Rubert de Ventós served as a professor of aesthetics at the Polytechnic University of Catalonia as well as visiting professor at various American universities including Harvard, Berkeley and Cincinnati.
Rubert de Ventós created the Barcelona–New York Chair of Catalan Culture and Language and was a founding member of the New York Institute for Humanities and of the Institut d'Humanitats de Barcelona.[2]
Rubert de Ventós was arrested three times for his activities as a member of the Workers' Front of Catalonia. In 1975 threats from Falangists forced him into exile in Paris, during which time he was expelled from the University of Barcelona for abandoning his position.
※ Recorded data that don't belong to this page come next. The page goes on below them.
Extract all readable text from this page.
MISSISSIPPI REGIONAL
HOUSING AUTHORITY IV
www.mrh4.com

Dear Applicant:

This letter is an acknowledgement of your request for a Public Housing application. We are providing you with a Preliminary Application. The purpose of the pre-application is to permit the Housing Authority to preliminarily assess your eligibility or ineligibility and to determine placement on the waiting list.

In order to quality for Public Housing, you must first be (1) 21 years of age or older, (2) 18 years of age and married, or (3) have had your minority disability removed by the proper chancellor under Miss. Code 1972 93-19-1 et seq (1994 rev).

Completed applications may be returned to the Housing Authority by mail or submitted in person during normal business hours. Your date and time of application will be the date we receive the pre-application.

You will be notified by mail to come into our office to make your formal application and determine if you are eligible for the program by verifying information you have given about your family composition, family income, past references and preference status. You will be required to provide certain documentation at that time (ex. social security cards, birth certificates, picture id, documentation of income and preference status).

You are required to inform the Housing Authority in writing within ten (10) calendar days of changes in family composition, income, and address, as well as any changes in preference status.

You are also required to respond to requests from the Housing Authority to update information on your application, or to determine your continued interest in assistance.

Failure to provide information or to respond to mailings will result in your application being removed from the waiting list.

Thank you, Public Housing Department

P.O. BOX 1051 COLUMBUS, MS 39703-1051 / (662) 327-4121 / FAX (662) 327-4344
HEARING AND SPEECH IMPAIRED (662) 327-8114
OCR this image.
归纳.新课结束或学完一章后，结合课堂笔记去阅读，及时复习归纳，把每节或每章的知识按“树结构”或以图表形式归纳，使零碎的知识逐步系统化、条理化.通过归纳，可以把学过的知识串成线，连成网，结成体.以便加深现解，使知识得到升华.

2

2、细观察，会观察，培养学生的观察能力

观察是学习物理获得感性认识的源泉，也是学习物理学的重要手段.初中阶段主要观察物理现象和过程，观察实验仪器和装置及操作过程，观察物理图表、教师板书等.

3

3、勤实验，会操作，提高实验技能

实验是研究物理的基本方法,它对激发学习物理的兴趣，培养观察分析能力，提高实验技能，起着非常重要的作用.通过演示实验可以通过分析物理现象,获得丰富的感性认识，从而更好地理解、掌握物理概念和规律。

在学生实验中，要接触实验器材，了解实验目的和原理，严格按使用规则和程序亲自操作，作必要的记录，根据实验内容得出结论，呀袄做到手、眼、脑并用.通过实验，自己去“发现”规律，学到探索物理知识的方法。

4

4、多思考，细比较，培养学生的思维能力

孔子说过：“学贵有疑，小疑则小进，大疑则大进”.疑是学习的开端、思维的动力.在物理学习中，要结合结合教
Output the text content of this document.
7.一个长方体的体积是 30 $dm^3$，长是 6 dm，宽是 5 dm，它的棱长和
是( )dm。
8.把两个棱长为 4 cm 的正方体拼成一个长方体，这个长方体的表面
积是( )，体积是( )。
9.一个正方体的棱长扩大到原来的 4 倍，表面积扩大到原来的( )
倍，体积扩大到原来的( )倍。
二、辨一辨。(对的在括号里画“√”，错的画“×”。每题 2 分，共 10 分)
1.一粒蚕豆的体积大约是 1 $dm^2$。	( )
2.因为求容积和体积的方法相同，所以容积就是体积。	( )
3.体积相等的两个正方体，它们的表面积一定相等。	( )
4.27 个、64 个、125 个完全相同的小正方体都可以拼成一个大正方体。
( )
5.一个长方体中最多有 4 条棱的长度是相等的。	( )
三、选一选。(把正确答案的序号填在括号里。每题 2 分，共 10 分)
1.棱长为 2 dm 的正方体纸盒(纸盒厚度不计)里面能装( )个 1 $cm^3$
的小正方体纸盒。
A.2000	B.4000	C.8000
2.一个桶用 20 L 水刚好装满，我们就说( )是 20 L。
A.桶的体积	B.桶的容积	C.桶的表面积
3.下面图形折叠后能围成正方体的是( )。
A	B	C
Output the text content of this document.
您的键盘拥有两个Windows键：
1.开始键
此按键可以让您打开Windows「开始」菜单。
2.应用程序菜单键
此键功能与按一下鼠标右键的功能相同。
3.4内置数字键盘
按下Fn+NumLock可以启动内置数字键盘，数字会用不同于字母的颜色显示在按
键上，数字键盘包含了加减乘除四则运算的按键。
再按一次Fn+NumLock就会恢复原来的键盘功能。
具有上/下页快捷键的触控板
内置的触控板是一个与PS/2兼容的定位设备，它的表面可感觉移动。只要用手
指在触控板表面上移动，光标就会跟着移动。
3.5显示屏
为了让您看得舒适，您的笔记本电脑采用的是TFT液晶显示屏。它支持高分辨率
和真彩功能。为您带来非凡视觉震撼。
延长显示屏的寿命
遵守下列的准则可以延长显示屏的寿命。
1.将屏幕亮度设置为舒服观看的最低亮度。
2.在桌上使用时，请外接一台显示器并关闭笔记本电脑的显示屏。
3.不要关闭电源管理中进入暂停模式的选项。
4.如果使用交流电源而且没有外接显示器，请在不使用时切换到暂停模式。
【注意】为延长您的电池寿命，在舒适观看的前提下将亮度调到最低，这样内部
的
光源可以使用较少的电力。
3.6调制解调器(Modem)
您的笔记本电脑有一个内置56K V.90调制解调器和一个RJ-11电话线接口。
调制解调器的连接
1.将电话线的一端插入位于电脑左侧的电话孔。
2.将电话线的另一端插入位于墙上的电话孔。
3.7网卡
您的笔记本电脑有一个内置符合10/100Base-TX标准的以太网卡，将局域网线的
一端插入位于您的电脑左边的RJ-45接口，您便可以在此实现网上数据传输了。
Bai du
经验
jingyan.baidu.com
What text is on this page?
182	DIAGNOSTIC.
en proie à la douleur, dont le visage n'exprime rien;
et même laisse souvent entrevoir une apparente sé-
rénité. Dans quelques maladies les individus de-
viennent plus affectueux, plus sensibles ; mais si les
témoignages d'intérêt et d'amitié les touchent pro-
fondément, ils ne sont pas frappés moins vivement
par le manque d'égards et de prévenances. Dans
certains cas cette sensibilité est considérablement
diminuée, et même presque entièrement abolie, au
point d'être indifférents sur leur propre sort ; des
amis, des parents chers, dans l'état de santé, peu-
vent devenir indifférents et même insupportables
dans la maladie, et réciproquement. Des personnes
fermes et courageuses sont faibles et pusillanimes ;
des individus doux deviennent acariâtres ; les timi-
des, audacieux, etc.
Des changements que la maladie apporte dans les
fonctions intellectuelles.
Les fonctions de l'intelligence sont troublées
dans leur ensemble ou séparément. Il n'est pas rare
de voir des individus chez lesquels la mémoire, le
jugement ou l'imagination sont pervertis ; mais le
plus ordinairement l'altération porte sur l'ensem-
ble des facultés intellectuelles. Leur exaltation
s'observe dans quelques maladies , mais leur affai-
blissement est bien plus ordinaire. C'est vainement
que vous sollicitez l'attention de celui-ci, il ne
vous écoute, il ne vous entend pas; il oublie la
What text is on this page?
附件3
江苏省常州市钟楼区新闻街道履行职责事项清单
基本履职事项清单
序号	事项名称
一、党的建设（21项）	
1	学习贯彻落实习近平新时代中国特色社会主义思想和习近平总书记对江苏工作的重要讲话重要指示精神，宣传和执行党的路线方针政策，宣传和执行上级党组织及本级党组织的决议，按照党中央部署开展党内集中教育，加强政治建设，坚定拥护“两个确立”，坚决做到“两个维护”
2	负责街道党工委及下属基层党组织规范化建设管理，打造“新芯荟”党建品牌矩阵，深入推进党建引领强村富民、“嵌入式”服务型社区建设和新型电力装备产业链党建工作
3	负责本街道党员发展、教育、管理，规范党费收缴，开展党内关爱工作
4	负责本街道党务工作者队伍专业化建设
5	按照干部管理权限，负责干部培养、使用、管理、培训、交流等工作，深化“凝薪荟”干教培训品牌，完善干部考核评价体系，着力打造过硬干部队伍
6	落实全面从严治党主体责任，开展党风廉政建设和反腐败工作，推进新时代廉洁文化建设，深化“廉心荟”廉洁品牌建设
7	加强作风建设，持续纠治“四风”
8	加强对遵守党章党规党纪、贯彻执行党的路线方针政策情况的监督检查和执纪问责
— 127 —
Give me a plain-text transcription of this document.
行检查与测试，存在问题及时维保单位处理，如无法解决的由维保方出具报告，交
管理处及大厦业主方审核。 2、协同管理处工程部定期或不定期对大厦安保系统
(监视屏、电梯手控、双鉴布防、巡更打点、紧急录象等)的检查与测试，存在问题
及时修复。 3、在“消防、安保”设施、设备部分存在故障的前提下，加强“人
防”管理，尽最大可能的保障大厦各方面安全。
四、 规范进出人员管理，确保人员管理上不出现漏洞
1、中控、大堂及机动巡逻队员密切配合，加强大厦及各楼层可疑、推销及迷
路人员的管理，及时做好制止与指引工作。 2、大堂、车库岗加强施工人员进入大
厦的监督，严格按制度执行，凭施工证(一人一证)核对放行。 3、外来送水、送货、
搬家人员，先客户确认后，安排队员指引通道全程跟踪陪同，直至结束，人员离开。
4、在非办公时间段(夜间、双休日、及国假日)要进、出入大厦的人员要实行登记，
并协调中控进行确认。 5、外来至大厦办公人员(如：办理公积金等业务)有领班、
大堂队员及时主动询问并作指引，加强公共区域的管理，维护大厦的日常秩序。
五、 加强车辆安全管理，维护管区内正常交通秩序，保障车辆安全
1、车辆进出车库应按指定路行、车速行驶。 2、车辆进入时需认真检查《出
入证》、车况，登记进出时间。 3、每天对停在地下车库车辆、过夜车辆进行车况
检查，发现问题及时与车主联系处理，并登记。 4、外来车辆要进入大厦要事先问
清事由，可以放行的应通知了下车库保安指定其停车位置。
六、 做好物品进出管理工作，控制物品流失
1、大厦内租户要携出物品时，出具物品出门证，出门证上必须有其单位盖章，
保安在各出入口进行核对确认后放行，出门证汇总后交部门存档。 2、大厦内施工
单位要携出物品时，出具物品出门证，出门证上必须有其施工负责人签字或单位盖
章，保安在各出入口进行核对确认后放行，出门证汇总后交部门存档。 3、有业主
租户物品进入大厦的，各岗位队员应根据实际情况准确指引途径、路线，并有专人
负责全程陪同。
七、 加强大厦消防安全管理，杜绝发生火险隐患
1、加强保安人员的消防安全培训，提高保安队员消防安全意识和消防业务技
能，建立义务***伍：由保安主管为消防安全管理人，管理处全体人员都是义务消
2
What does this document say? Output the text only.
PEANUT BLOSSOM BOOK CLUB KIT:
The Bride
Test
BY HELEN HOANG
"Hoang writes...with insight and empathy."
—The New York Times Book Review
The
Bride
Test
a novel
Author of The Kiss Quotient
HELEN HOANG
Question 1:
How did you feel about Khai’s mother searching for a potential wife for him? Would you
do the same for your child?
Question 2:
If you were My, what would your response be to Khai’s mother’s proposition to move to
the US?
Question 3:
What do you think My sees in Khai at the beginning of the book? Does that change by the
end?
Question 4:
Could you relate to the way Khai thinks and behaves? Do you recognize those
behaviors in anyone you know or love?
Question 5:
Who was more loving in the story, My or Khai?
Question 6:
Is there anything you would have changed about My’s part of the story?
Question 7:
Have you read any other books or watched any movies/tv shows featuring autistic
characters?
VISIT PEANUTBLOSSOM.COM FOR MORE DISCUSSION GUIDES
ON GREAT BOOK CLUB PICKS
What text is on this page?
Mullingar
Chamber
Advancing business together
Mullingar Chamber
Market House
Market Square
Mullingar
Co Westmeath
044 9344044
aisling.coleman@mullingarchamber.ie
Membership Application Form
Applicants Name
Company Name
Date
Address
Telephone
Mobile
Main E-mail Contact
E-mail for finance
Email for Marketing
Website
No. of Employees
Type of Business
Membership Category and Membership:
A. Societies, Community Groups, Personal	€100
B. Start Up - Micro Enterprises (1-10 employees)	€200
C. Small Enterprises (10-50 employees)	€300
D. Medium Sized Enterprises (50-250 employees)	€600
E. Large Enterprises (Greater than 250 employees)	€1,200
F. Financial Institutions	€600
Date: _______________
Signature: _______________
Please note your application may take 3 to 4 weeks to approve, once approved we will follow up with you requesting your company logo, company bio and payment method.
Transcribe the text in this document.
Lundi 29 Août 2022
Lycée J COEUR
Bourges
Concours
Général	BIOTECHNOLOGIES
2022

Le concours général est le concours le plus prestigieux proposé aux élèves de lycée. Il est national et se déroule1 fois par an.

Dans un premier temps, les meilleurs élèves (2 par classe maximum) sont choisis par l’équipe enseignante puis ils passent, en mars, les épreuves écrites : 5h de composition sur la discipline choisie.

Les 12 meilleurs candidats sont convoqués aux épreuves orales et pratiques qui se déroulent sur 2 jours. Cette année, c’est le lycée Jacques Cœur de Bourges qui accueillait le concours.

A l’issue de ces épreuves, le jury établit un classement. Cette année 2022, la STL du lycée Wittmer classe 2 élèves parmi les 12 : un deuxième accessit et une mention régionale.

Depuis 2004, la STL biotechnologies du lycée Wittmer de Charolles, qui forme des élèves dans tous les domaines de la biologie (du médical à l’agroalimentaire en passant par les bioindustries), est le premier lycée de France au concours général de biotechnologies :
A childhood friend of Pasqual Maragall, Rubert de Ventós joined the Socialist Party of Catalonia and was a member of the Spanish parliament from 1982 to 1986 and of the European Parliament from 1986 to 1994.
Rubert de Ventós was also a member of the Commission for Dignity (comisión para reparar la dignidad y restituir la memoria de las víctimas del franquismo), an entity that calls for the return to their rightful owners of documents that were confiscated at the end of the Civil War and subsequently housed in the General Civil War Archive in Salamanca.
In November 2012, he signed a public manifesto in which he supported the centre-right Convergence and Union (Convergència i Unió) in the elections to the Parliament of Catalonia.